My brow hits my hairline as I turn to face him. “What does that mean?”
He frowns as he wobbles in his seat. He’s too drunk to speak right, but he’s still sober enough to piss me off.
“Dude, fess up. You’re in love with that girl. You barely keep your hands and eyes off her. I’m surprised, really. She’s so damn sweet. I picture her being with Wren more than you.”
I frown as Brin starts to come back, but her eyes go between me and Ethan before she turns back and starts talking to Tria instead.
“Brin’s awesome, but I’m not in love. You and I haven’t hung out because I’m choosing sex over beer. Sorry. Priorities,” I joke.
I shouldn’t tell him that there have been days where I hung out at my beach home alone, just to keep from running across the street to see Brin. If he knew I had days off from her, he’d expect me to hang out with him, and that would lead to him wanting me to chase women with him. And there’s only one girl I can focus on.
He rolls his eyes. “You’re not choosing sex over beer. You’re choosing her. Just admit it. It’s no big deal; it just sucks to finally be back and suddenly everything is different.”
I don’t like what he’s saying, but when Raya introduces Brin to one of her cousins—her male cousin—I flinch. This party expanded once guys started showing up. Now it’s a houseful of Raya’s friends and family, along with some of Kade’s friends and family. And I don’t like the way this guy is looking at my girl.
“I’m not in love,” I say to him, but I’m reminding myself. Love is complicated, messy, and fucked up. Love is a relentless bind that drowns you and holds you down. Love is the last thing a guy like me can endure, because then it all becomes real and the fun is gone. Love is a bitter, cold-hearted bitch, and I don’t want it. Not to mention, I can’t have it.
“You want another drink?” Ethan asks as he stands.
“Bring the whole bottle,” I murmur numbly. I need to drink this conversation away, because I don’t want to think. Why’d he have to go and ruin this for me?
***
BRIN
“You’re drunk,” I giggle, smiling as Rye dances with me, his grin only growing each time he puts a sloppy kiss on my lips.
Normally drunk guys are annoying, but I love drunk Rye. Then again, I love Rye any way I can have him.

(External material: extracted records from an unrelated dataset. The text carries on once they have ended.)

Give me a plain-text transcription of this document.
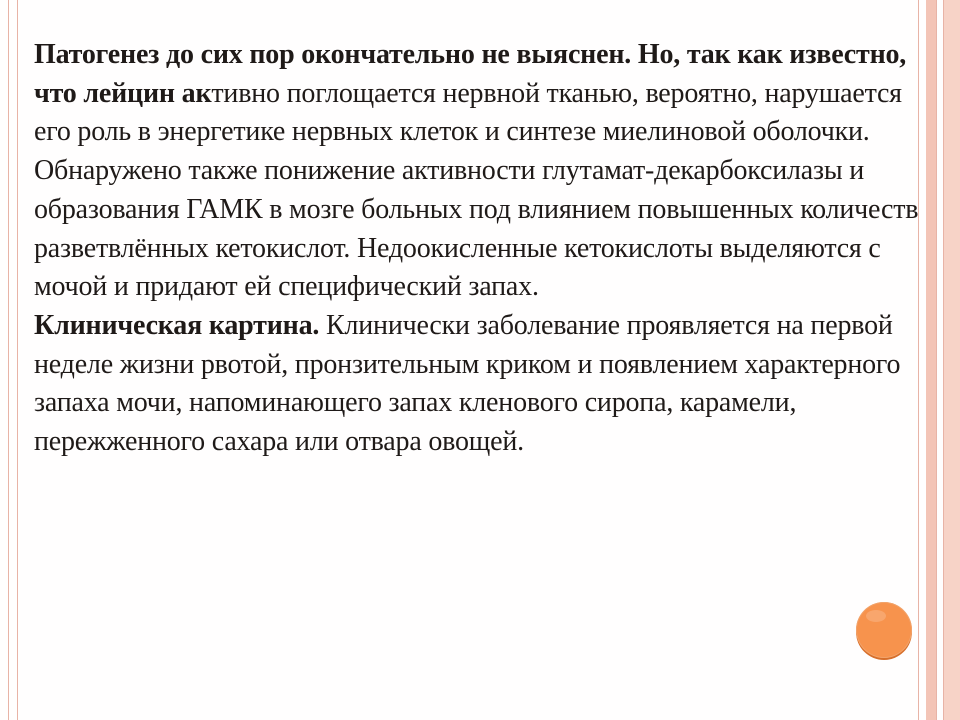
Патогенез до сих пор окончательно не выяснен. Но, так как известно, что лейцин активно поглощается нервной тканью, вероятно, нарушается его роль в энергетике нервных клеток и синтезе миелиновой оболочки. Обнаружено также понижение активности глутамат-декарбоксилазы и образования ГАМК в мозге больных под влиянием повышенных количеств разветвлённых кетокислот. Недоокисленные кетокислоты выделяются с мочой и придают ей специфический запах.

Клиническая картина. Клинически заболевание проявляется на первой неделе жизни рвотой, пронзительным криком и появлением характерного запаха мочи, напоминающего запах кленового сиропа, карамели, пережженного сахара или отвара овощей.
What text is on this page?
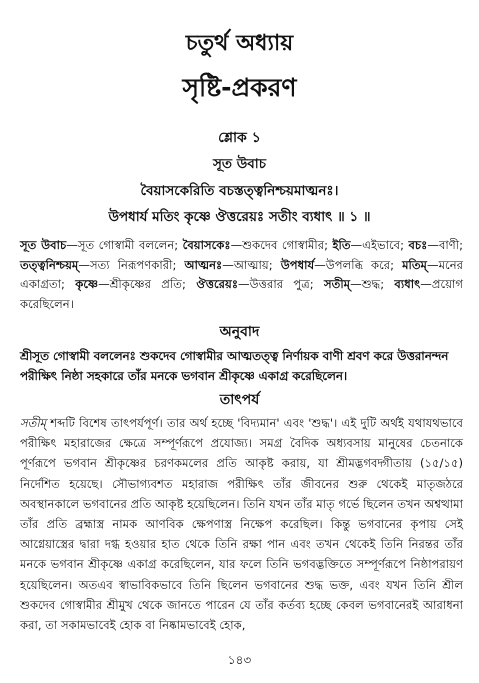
চতুর্থ অধ্যায়
সৃষ্টি-প্রকরণ
শ্লোক ১
সূত উবাচ
বৈয়াসকেরিতি বচস্তত্ত্বনিশ্চয়মাত্মনঃ।
উপধার্য মতিং কৃষ্ণে ঔত্তরেয়ঃ সতীং ব্যধাৎ ॥ ১ ॥
সূত উবাচ—সূত গোস্বামী বললেন; বৈয়াসকেঃ—শুকদেব গোস্বামীর; ইতি—এইভাবে; বচঃ—বাণী; তত্ত্বনিশ্চয়ম্—সত্য নিরূপণকারী; আত্মনঃ—আত্মায়; উপধার্য—উপলব্ধি করে; মতিম্—মনের একাগ্রতা; কৃষ্ণে—শ্রীকৃষ্ণের প্রতি; ঔত্তরেয়ঃ—উত্তরার পুত্র; সতীম্—শুদ্ধ; ব্যধাৎ—প্রয়োগ করেছিলেন।
অনুবাদ
শ্রীসূত গোস্বামী বললেনঃ শুকদেব গোস্বামীর আত্মতত্ত্ব নির্ণায়ক বাণী শ্রবণ করে উত্তরানন্দন পরীক্ষিৎ নিষ্ঠা সহকারে তাঁর মনকে ভগবান শ্রীকৃষ্ণে একাগ্র করেছিলেন।
তাৎপর্য
সতীম্ শব্দটি বিশেষ তাৎপর্যপূর্ণ। তার অর্থ হচ্ছে 'বিদ্যমান' এবং 'শুদ্ধ'। এই দুটি অর্থই যথাযথভাবে পরীক্ষিৎ মহারাজের ক্ষেত্রে সম্পূর্ণরূপে প্রযোজ্য। সমগ্র বৈদিক অধ্যবসায় মানুষের চেতনাকে পূর্ণরূপে ভগবান শ্রীকৃষ্ণের চরণকমলের প্রতি আকৃষ্ট করায়, যা শ্রীমদ্ভগবদ্গীতায় (১৫/১৫) নির্দেশিত হয়েছে। সৌভাগ্যবশত মহারাজ পরীক্ষিৎ তাঁর জীবনের শুরু থেকেই মাতৃজঠরে অবস্থানকালে ভগবানের প্রতি আকৃষ্ট হয়েছিলেন। তিনি যখন তাঁর মাতৃ গর্ভে ছিলেন তখন অশ্বত্থামা তাঁর প্রতি ব্রহ্মাস্ত্র নামক আণবিক ক্ষেপণাস্ত্র নিক্ষেপ করেছিল। কিন্তু ভগবানের কৃপায় সেই আগ্নেয়াস্ত্রের দ্বারা দগ্ধ হওয়ার হাত থেকে তিনি রক্ষা পান এবং তখন থেকেই তিনি নিরন্তর তাঁর মনকে ভগবান শ্রীকৃষ্ণে একাগ্র করেছিলেন, যার ফলে তিনি ভগবদ্ভক্তিতে সম্পূর্ণরূপে নিষ্ঠাপরায়ণ হয়েছিলেন। অতএব স্বাভাবিকভাবে তিনি ছিলেন ভগবানের শুদ্ধ ভক্ত, এবং যখন তিনি শ্রীল শুকদেব গোস্বামীর শ্রীমুখ থেকে জানতে পারেন যে তাঁর কর্তব্য হচ্ছে কেবল ভগবানেরই আরাধনা করা, তা সকামভাবেই হোক বা নিষ্কামভাবেই হোক,
১৪৩
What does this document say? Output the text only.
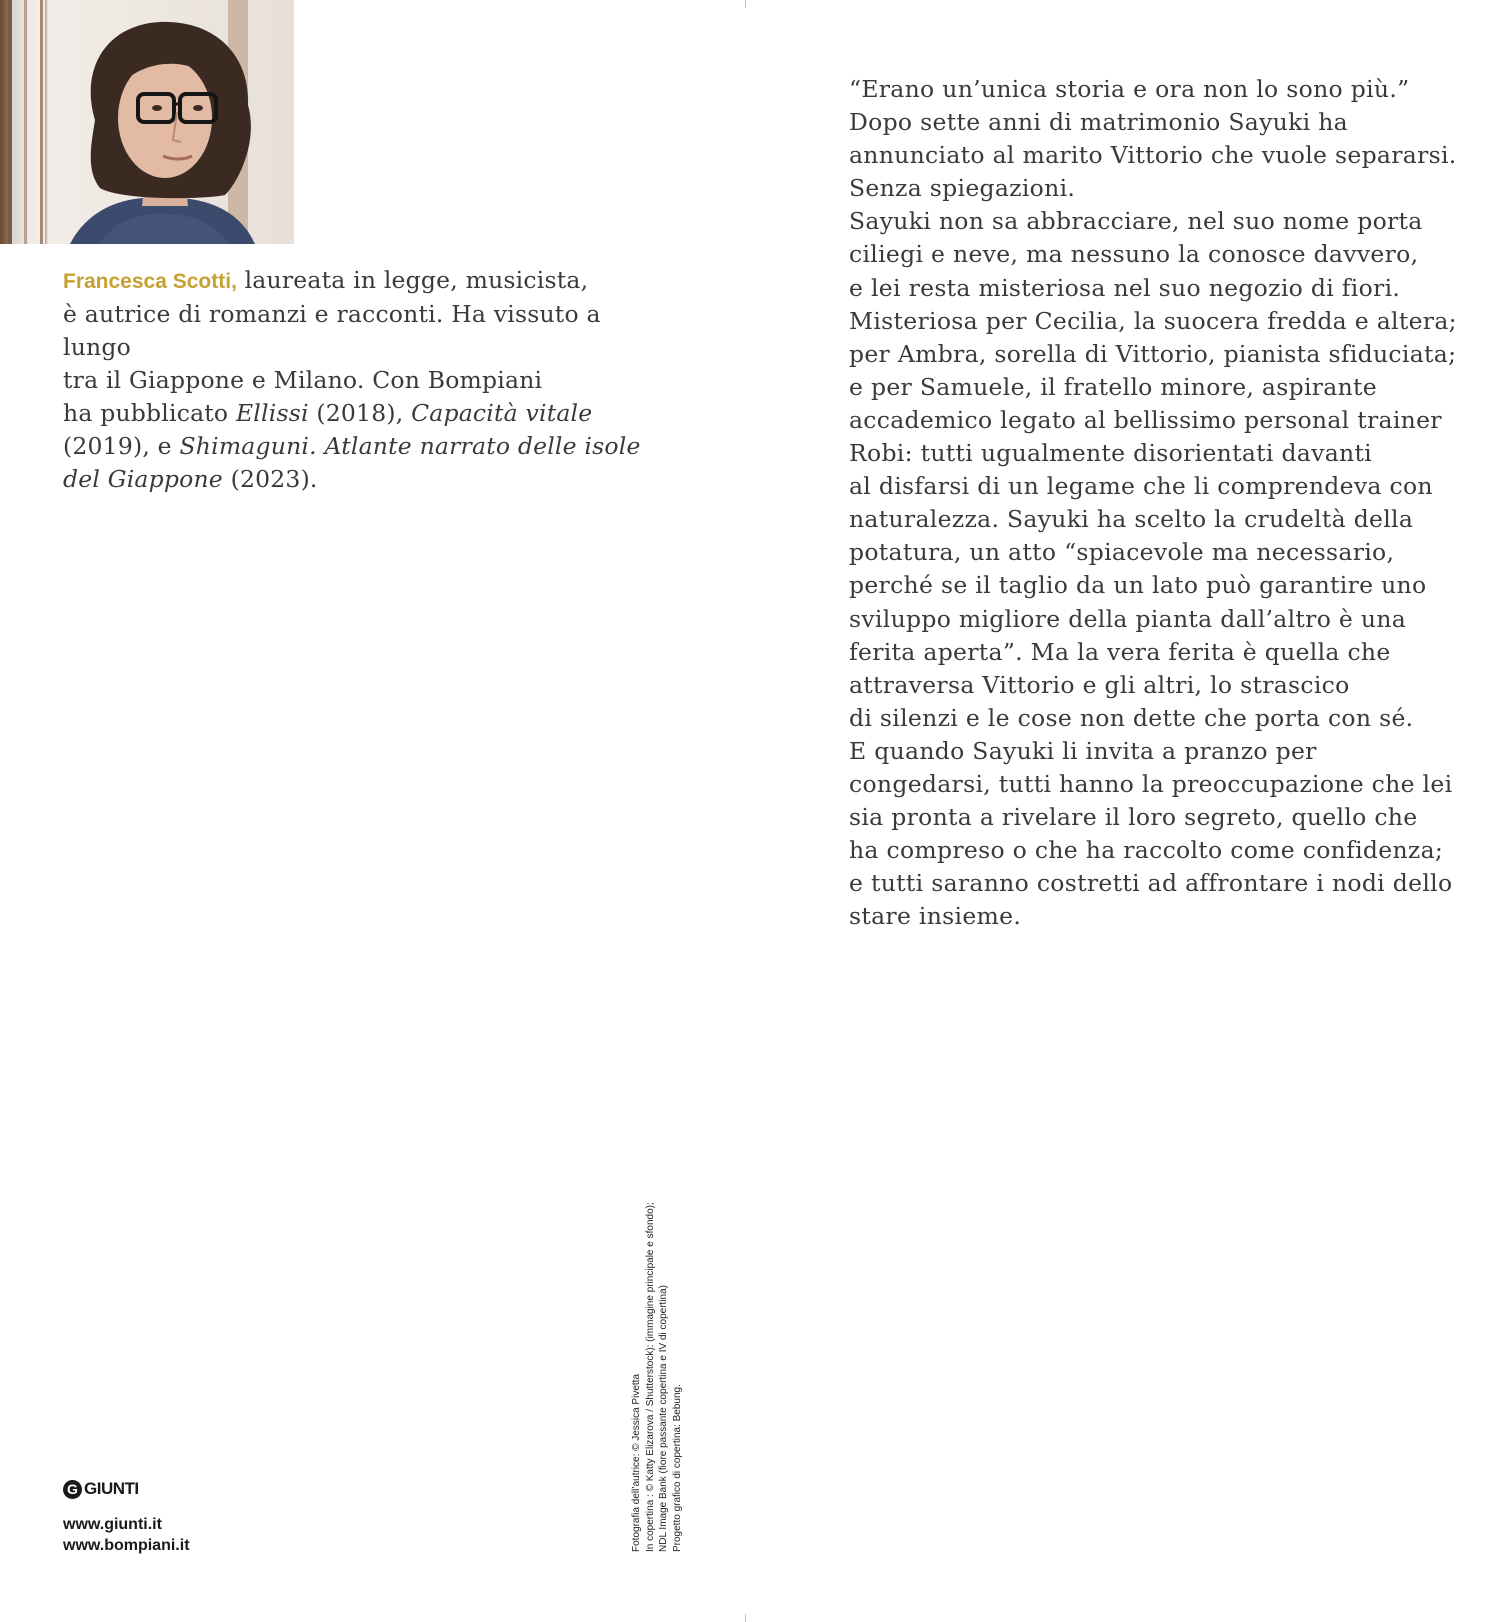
Francesca Scotti, laureata in legge, musicista,

è autrice di romanzi e racconti. Ha vissuto a lungo

tra il Giappone e Milano. Con Bompiani

ha pubblicato Ellissi (2018), Capacità vitale

(2019), e Shimaguni. Atlante narrato delle isole

del Giappone (2023).

“Erano un’unica storia e ora non lo sono più.”
Dopo sette anni di matrimonio Sayuki ha
annunciato al marito Vittorio che vuole separarsi.
Senza spiegazioni.
Sayuki non sa abbracciare, nel suo nome porta
ciliegi e neve, ma nessuno la conosce davvero,
e lei resta misteriosa nel suo negozio di fiori.
Misteriosa per Cecilia, la suocera fredda e altera;
per Ambra, sorella di Vittorio, pianista sfiduciata;
e per Samuele, il fratello minore, aspirante
accademico legato al bellissimo personal trainer
Robi: tutti ugualmente disorientati davanti
al disfarsi di un legame che li comprendeva con
naturalezza. Sayuki ha scelto la crudeltà della
potatura, un atto “spiacevole ma necessario,
perché se il taglio da un lato può garantire uno
sviluppo migliore della pianta dall’altro è una
ferita aperta”. Ma la vera ferita è quella che
attraversa Vittorio e gli altri, lo strascico
di silenzi e le cose non dette che porta con sé.
E quando Sayuki li invita a pranzo per
congedarsi, tutti hanno la preoccupazione che lei
sia pronta a rivelare il loro segreto, quello che
ha compreso o che ha raccolto come confidenza;
e tutti saranno costretti ad affrontare i nodi dello
stare insieme.
G GIUNTI
www.giunti.it
www.bompiani.it	Fotografia dell’autrice: © Jessica Pivetta In copertina : © Katty Elizarova / Shutterstock): (immagine principale e sfondo); NDL Image Bank (fiore passante copertina e IV di copertina) Progetto grafico di copertina: Bebung.
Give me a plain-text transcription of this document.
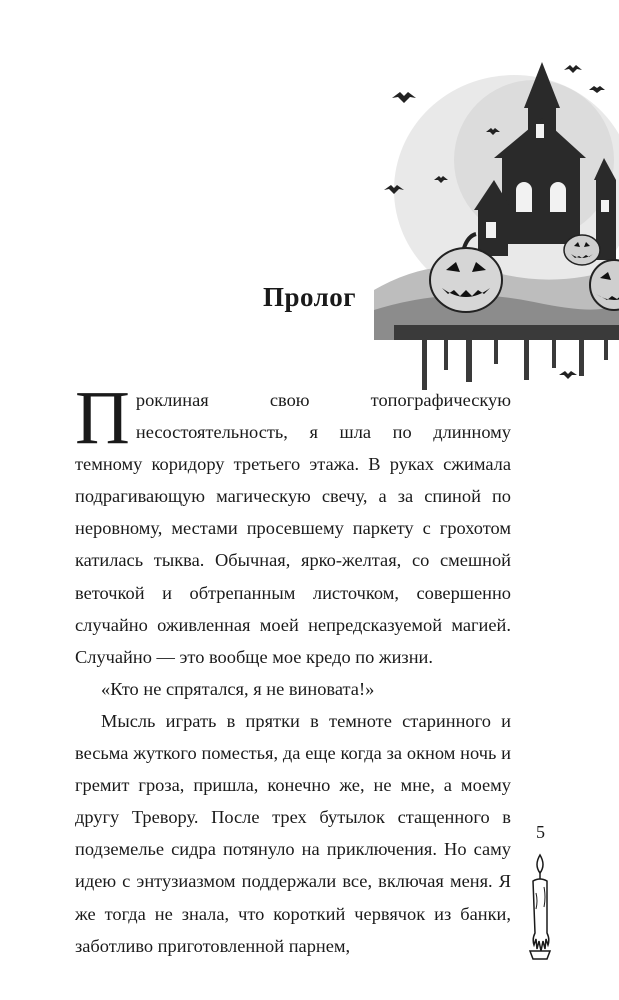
Пролог

Проклиная свою топографическую несостоятельность, я шла по длинному темному коридору третьего этажа. В руках сжимала подрагивающую магическую свечу, а за спиной по неровному, местами просевшему паркету с грохотом катилась тыква. Обычная, ярко-желтая, со смешной веточкой и обтрепанным листочком, совершенно случайно оживленная моей непредсказуемой магией. Случайно — это вообще мое кредо по жизни.

«Кто не спрятался, я не виновата!»

Мысль играть в прятки в темноте старинного и весьма жуткого поместья, да еще когда за окном ночь и гремит гроза, пришла, конечно же, не мне, а моему другу Тревору. После трех бутылок стащенного в подземелье сидра потянуло на приключения. Но саму идею с энтузиазмом поддержали все, включая меня. Я же тогда не знала, что короткий червячок из банки, заботливо приготовленной парнем,

5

“You’re not drunk enough,” he slurs, picking me up and making me laugh harder as he keeps my feet off the ground.
“I can drive us back,” I say, choosing my words carefully. I almost said home.
“I’m not that drunk,” he says, even as he staggers. “But I’ll let you call a cab.”
People don’t keep secrets when they’re drunk.
I hate to do this, but I can finally ask him what I’ve been dying to know. It may suck, but he’ll be honest without worrying about hurting my feelings.
When he puts me down, I tug at his hand. I stifle a grin when his mischievous smile comes up. I keep tugging at him until we’re outside, and he cages me in against the railing as his lips come down on mine.
“Rye,” I murmur, trying to break the kiss as he works harder to kiss me deeper.
“Don’t ruin it,” he says, confusing me.
“I just want to talk,” I say, pushing against his chest.
“What is there to talk about?” he asks, his lips still battling to get to mine. “I know everything about you. You know everything about me. Let’s just have some fun tonight.”
My heart flutters, and I finally manage to push him back. “I don’t know everything.”
He tilts his head curiously. “I’ve pretty much told you the main points. Even some of the ugly stuff. I don’t want to talk about my mom. If that’s what this is about.”
His mom? What’s he talking about? What ugly stuff?
“What about your mom?”
He shakes his head. “That’s too much. Too dark. Too ugly. I’ve told you everything else. Isn’t that enough?”
His smile has vanished, and he looks to be hurting. I don’t know what’s going on, but I also don’t want to press him on that. Not yet. But I will. When he’s ready.
“You haven’t told me the truth.”
His brow furrows as he studies me. “I’ve never lied to you. Not even when it was something embarrassing you asked.”
In the next breath, I lose my courage. I promised him I wouldn’t do this, and I told myself I’d settle for what I could get. He’s already giving me more than I thought he would.
“You’re right,” I say, and his drunken, sweet grin returns. “Can we go back in?”